The top seven performers of the 2019 season.
June 17, 2019 by Michael Ball in Awards with 0 comments
Ultiworld’s 2019 Men’s College Awards are presented in part by VC Ultimate, outfitting the world’s best players since 1998. They are also presented in part by the National Ultimate Training Camp, who can help prepare you to be an All-Star. All opinions are those of the authors. Thanks for supporting the brands that make Ultiworld possible!
Ultiworld is pleased to announced our third annual D-III All-America teams. These players were selected for their overall performance in the 2019 college season, looking at both the regular season and the full college Series, including Nationals. Please join us in honoring the best college players of this season
Links to all of the 2019 D-III Men’s Division awards will be added as awards are announced:
Player of the Year Award
Offensive Player of the Year Award
Defensive Player of the Year Award
Breakout Player of the Year Award
Rookie of the Year Award
Coach of the Year Award
All American 1st Team
All American 2nd Team (will be announced later this week!)
D-III Men’s 2019 1st Team All Americans
Alan Villanueva (Air Force)
What more is there to say about Alan Villanueva at this point? The 2019 Donovan Award winner and Player of the Year capped off an illustrious college career with his best individual effort to date, leading Air Force to another second place finish at Nationals. The versatile star showed a complete game this season, flowing seamlessly between handling and cutting while impacting the game on both sides of the disc. In terms of the number of roles he’s capable of playing, there won’t be a more difficult player to replace next year than Villanueva.
Kai DeLorenzo (Middlebury)
After breaking on to the scene last year as a second team All American, Kai DeLorenzo had a monster season in 2019. The best player on the best team in the country, DeLorenzo led Middlebury to an undefeated record against D-III opposition, including wins against seven of the top ten teams in our final Power Rankings. While still an incredible deep threat, DeLorenzo took a leap as a thrower this year, throwing big hucks on continuation looks. DeLorenzo will enter the 2020 season as the POTY frontrunner with expectations of another national championship.
Conor Belfield (Bowdoin)
After the graduation of center handler Max Vogel in 2018, Bowdoin needed someone to step up and shoulder a bigger throwing workload. A cutter last year, Belfield answered the call and looked as if he’s been handling for years. Using his cutting acumen and athleticism to get open at will in the reset space, Belfield kept the Clown offense moving laterally to create big hucking windows. When the opportunity presented itself, Belfield showed impeccable touch and shape on his hucks to hit receivers in stride. Replacing Vogel was hard, but Bowdoin is going to have an even tougher task in replacing Belfield next year.
Saul Wildavsky (Carleton GoP)
In a division where elite throwers are at a premium, you have to be truly special to dominate a game as a pure cutter. Saul Wildavsky was the best pure cutter in the division this year.
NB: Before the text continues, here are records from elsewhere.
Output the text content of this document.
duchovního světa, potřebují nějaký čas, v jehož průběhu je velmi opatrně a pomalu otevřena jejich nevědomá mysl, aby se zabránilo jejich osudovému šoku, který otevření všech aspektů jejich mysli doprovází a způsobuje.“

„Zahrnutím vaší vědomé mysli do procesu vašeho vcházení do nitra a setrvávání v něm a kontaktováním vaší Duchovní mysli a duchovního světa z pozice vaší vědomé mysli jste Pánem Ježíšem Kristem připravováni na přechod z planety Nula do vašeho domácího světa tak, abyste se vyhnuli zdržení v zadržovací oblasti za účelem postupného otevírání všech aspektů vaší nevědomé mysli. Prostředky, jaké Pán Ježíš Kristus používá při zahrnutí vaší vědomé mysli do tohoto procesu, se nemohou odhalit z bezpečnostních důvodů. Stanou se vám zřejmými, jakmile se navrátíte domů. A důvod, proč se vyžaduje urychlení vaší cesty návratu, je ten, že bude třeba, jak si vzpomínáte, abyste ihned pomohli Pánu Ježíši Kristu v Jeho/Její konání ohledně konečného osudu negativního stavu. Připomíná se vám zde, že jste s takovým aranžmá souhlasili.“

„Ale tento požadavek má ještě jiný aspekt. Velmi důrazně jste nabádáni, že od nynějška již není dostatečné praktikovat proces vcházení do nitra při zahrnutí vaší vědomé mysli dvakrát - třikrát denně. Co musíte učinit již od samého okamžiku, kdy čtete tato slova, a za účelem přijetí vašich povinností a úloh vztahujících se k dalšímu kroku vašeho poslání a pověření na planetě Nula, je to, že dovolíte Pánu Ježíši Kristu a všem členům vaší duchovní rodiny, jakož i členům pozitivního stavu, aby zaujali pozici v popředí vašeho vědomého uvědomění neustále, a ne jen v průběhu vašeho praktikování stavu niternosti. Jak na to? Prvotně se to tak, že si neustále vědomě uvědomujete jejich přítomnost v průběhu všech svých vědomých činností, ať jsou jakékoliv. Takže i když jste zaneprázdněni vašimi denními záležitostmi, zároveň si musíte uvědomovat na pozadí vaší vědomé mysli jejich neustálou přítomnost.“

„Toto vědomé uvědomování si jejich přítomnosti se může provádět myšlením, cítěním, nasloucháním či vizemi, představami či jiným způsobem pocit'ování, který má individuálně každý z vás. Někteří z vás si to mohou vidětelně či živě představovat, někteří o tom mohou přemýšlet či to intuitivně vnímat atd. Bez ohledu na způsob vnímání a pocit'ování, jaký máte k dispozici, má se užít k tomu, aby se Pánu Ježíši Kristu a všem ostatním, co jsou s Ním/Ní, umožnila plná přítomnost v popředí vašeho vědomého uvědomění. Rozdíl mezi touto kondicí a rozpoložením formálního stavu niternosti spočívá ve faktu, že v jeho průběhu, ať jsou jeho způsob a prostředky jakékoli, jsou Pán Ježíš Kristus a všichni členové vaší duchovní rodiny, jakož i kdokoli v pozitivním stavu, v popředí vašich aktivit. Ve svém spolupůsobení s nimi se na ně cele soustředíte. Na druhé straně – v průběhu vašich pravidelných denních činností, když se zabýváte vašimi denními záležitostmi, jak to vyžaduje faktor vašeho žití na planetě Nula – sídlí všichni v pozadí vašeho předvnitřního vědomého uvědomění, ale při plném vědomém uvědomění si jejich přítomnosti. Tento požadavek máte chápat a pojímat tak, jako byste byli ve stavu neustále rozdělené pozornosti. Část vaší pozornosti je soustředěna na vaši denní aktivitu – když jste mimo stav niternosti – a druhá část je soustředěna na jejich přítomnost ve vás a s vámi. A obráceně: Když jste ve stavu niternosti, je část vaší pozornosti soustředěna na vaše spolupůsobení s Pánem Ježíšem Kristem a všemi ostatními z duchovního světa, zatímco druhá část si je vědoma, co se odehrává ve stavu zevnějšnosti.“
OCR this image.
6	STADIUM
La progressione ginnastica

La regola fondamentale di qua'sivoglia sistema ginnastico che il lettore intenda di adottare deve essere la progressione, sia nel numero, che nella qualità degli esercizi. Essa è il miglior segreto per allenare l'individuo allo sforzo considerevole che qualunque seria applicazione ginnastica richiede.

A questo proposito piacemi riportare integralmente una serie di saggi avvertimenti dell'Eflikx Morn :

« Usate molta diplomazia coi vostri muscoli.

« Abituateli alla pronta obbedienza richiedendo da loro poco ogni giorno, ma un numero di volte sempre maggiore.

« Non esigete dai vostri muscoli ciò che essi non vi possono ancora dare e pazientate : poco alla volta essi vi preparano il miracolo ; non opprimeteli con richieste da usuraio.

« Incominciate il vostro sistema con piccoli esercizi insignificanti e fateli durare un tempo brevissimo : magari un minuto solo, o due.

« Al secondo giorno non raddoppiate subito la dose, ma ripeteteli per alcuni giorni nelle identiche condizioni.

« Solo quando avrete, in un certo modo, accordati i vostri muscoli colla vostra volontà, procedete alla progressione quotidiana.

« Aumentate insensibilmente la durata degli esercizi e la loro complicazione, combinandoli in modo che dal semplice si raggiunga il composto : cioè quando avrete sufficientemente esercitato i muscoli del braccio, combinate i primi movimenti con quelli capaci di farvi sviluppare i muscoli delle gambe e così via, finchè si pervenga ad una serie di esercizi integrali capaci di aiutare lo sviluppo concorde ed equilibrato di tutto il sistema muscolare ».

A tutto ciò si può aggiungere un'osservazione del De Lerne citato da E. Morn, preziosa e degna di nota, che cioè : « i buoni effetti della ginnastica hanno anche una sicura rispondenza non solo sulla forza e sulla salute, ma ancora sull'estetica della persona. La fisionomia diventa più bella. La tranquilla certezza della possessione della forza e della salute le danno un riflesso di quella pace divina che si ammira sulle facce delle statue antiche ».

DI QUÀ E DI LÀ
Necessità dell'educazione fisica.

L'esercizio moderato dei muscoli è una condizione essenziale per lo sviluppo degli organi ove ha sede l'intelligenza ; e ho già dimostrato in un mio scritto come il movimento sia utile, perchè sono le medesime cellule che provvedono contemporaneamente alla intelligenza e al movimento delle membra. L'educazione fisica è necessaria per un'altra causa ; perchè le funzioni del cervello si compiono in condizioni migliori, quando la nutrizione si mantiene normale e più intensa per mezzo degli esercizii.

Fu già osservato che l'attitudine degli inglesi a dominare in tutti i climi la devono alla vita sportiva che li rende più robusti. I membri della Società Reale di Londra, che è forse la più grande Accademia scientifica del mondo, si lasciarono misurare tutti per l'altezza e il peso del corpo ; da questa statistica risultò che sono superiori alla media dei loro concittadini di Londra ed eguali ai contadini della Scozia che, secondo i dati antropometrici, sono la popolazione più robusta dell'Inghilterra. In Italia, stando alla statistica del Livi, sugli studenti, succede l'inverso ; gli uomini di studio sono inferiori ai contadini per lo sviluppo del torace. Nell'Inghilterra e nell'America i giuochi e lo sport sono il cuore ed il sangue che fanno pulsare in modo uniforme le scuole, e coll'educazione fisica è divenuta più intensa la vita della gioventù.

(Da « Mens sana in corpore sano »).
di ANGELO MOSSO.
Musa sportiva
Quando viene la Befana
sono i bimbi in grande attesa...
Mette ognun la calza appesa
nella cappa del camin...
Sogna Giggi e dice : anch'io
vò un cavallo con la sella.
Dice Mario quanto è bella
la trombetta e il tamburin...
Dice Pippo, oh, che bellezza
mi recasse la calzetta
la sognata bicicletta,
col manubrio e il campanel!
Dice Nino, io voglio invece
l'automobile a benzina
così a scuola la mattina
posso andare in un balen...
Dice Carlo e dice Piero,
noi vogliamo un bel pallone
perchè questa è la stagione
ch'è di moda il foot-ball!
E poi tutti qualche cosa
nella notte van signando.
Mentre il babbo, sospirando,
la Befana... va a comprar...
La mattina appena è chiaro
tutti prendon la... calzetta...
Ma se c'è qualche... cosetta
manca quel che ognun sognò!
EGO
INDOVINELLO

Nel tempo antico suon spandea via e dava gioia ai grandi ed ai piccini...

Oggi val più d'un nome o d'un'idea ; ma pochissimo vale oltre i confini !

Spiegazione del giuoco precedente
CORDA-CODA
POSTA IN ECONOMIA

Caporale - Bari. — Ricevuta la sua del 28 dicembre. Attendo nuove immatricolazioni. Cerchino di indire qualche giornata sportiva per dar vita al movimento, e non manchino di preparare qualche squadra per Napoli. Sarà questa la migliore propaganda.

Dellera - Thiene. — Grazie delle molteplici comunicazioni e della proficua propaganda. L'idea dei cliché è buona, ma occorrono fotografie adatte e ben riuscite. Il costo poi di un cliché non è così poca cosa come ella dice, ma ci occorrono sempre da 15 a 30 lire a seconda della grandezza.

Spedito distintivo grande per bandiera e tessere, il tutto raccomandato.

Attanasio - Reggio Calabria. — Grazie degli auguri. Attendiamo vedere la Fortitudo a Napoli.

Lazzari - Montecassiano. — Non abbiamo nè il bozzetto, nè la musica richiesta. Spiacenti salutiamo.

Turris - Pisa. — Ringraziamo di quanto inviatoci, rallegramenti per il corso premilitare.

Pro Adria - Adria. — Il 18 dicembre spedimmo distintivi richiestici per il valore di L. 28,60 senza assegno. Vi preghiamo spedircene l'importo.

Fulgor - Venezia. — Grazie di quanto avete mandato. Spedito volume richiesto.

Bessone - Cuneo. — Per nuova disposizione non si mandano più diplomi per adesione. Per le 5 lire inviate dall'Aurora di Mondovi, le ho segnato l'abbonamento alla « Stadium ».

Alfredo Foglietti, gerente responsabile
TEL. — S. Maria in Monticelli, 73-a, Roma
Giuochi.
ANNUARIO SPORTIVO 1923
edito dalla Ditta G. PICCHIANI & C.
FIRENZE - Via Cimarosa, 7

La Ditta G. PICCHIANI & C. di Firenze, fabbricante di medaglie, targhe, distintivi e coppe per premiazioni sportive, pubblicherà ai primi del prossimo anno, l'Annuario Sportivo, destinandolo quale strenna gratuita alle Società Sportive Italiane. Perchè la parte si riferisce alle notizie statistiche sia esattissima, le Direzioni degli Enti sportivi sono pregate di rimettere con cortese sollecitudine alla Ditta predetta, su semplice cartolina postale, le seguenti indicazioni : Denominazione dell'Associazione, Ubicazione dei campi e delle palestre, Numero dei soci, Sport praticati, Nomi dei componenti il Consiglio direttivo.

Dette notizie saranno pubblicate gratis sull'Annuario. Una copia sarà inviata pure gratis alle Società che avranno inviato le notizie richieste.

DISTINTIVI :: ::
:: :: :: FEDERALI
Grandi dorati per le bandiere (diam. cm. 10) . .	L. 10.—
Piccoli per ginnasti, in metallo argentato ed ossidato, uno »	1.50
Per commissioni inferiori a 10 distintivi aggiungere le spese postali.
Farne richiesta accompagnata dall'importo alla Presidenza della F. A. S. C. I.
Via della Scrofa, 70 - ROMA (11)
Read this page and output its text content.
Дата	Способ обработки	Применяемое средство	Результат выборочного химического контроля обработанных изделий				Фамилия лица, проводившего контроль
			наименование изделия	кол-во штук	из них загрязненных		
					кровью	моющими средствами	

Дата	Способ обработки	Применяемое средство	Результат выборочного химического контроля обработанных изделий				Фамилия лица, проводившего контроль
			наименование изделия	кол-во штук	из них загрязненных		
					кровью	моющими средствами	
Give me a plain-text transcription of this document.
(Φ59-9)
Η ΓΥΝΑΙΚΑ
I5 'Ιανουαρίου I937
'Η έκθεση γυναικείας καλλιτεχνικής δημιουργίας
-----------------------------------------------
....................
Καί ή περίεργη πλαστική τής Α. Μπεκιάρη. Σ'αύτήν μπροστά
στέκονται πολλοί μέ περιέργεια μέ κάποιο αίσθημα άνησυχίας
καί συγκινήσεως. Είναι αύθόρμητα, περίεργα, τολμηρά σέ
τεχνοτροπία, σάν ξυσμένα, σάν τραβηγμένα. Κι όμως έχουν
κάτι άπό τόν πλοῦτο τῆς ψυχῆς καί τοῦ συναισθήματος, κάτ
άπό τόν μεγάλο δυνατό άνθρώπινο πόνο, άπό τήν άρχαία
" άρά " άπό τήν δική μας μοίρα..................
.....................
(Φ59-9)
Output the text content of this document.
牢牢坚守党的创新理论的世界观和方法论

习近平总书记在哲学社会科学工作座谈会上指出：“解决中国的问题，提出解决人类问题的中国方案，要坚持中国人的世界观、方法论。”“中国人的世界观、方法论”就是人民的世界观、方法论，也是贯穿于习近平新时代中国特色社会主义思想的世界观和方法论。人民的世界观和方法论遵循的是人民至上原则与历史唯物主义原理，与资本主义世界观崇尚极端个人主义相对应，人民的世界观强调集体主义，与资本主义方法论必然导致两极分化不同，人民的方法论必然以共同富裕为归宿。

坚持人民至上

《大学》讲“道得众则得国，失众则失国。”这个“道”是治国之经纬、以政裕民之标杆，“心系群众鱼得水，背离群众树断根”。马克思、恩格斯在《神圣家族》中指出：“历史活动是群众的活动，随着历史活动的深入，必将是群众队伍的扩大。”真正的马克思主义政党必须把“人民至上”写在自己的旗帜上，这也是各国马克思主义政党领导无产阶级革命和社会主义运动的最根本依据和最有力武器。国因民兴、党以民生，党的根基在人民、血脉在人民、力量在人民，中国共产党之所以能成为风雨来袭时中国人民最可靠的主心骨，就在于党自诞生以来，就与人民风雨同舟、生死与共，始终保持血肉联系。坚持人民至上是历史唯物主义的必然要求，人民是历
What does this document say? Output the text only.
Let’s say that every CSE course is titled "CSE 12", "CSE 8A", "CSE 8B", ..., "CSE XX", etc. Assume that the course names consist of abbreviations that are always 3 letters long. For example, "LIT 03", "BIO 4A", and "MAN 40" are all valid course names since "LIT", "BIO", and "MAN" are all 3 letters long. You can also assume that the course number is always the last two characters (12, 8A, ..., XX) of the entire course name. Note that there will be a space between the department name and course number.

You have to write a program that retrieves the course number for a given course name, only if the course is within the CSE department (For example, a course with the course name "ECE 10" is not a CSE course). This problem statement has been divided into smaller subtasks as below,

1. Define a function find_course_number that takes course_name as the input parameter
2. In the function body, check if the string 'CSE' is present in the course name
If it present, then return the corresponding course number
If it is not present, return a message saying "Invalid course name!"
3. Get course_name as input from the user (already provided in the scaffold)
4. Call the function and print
GoP’s offense started the same way every single point: clear a lane so that Wildavsky has space to be wide open. When he wasn’t gaining huge yardage in acres of space, Wildavsky was skying and bidding past defenders in the end zone. Back-to-back trips to the semifinals of Nationals for GoP were due in large part to Wildavsky’s dominance.
Brendan McCann (Michigan Tech)
While probably one of the best players in the division for a couple of years now, Brendan McCann’s team has lacked the success required to give him the stage to demonstrate his excellence on a national level. McCann led Michigan Tech to the best season in their program’s history, taking DiscoTech to a prequarters appearance at Nationals. McCann’s quickness and wide array of throws were the driving forces to Tech’s success on the field, but his leadership and program-building off the field are just as worthy of recognition. There might not have been one single player worth more to his team this season than McCann.
Noa Chun-Moy (Air Force)
The two-time Defensive Player of the Year is now also a two-time first team All American. Noa Chun-Moy is certainly best known for his highlight-worthy blocks, but he was just as crucial for Air Force with the disc after a turn. Chun-Moy started the season on offense, but Air Force struggled to convert breaks without his presence after the turn. Chun-Moy’s strong as a hucker, but his real value came from always being open as a reset for his teammates with weaker throws. Villanueva has (rightfully) been the face of Air Force’s success in recent years, but the loss of Chun-Moy will be felt just as much by the program.
Graydon Cowan (Richmond)
While Nationals certainly weigh heavily in our decision-making for the All American teams, the entire season is taken into account for our selections, and Graydon Cowan was the best player on Richmond this season. The senior handler is efficient and smooth with the disc, using purposeful fakes and pivots to move the mark for his variety of break throws. Richmond’s offense almost always started with Cowan hitting an under on the break side, and while Cowan’s box score from single games rarely leaped off the page, he always put his teammates in positions to be successful. Imagine how good we would have been if he weren’t playing through major pain all season.